I have no idea where most of my ancestors came from, but I'm fairly sure they were doing all the driving while someone else was gripping the dashboard and another was barking directions from the backseat. I honestly hope I find out what culminated in my gnarled family weeping willow tree that drives me into a frenzy of showtunes by Judy Garland while steeping myself in a 40 ounce can of malt liquor.

So the in the next step,

"DNA ANALYSIS AND QUALITY CONTROL:
The samples are transferred into PCR amplification plates for testing using a robotic liquid handling station. The appropriate chemicals are added to the samples to amplify the targeted regions of the DNA for testing. The samples are heated and cooled in a thermal cycler in order to run the PCR amplification. The PCR amplification products are loaded into the capillary electrophoresis machine and the products are sorted by size and color. A laboratory staff member uses a computer program to assign scores to the samples. The computer generated scores are then reviewed by two additional laboratory staff members to produce finalized data."

Zzzzzzz...

Sorry. That was bulletpoint boring. Point is, in this last step, they will be able to tell me where the hell my kind of DNA started out, so they say. So maybe I'll finally have some clue as to what my exact problem is based on my encoded hardwiring.

My prediction: I'm sure I am really all of the above plus more. Thank God.

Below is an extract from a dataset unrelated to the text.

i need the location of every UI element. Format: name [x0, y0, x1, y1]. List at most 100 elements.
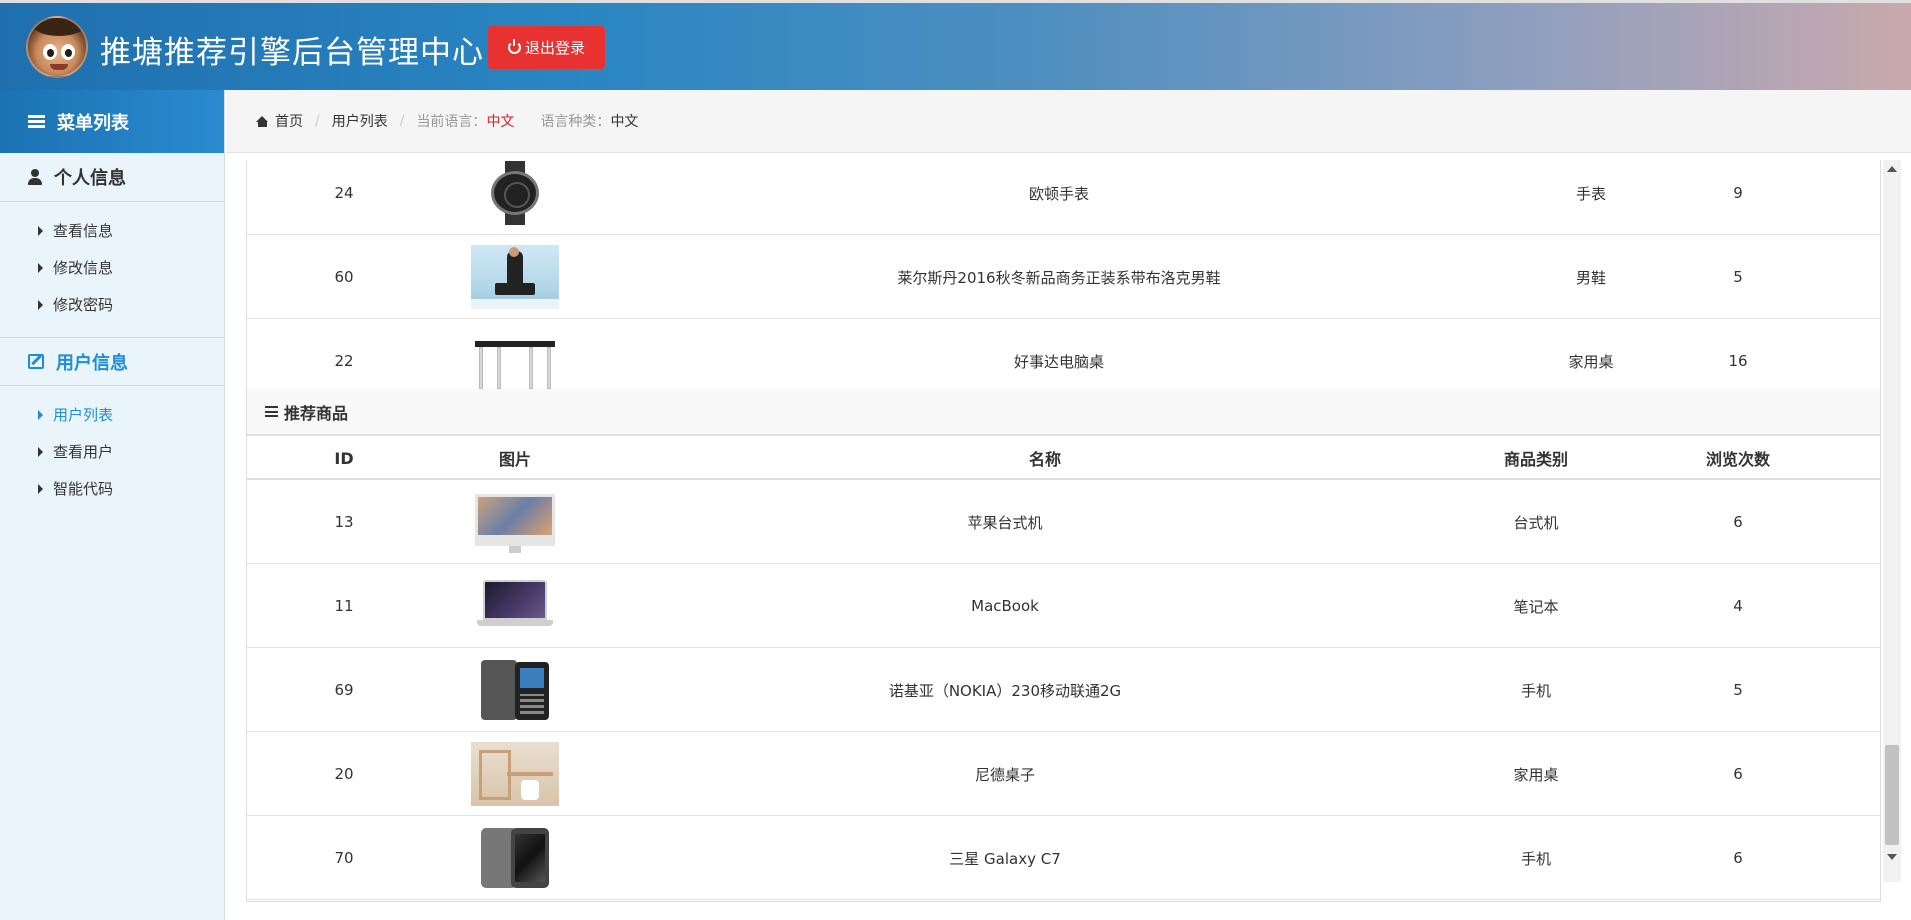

Oh man, I have to go now. The rabid nutria with chronic halitosis are chewing on my ankles. Again. But I meant to tell you about the documentary I watched the other night, "In the Realms of the Unreal" - a revitalizing dose of the hidden, channeled creativity of Mr. Henry Darger. If you can get past Dakota Fanning's adenoid problem during the narration, you'll probably like it, too. While I was watching it, I caught glimpses and traces of this guy swirling through all of the amazing people I love to talking to, running like a long ribbon of that mostly harmless, creatively powerful insanity twisting through the center of us all once I saw my own reflection in his cut-up, newspaper-clipped fantasyworld mind.

But hey. I'm not into seven little sisters with penises though. If that's what you're thinking once you see it. Think that about me, and, boy, I'll give you the hairy eye because deep down, I'm fairly certain I know how.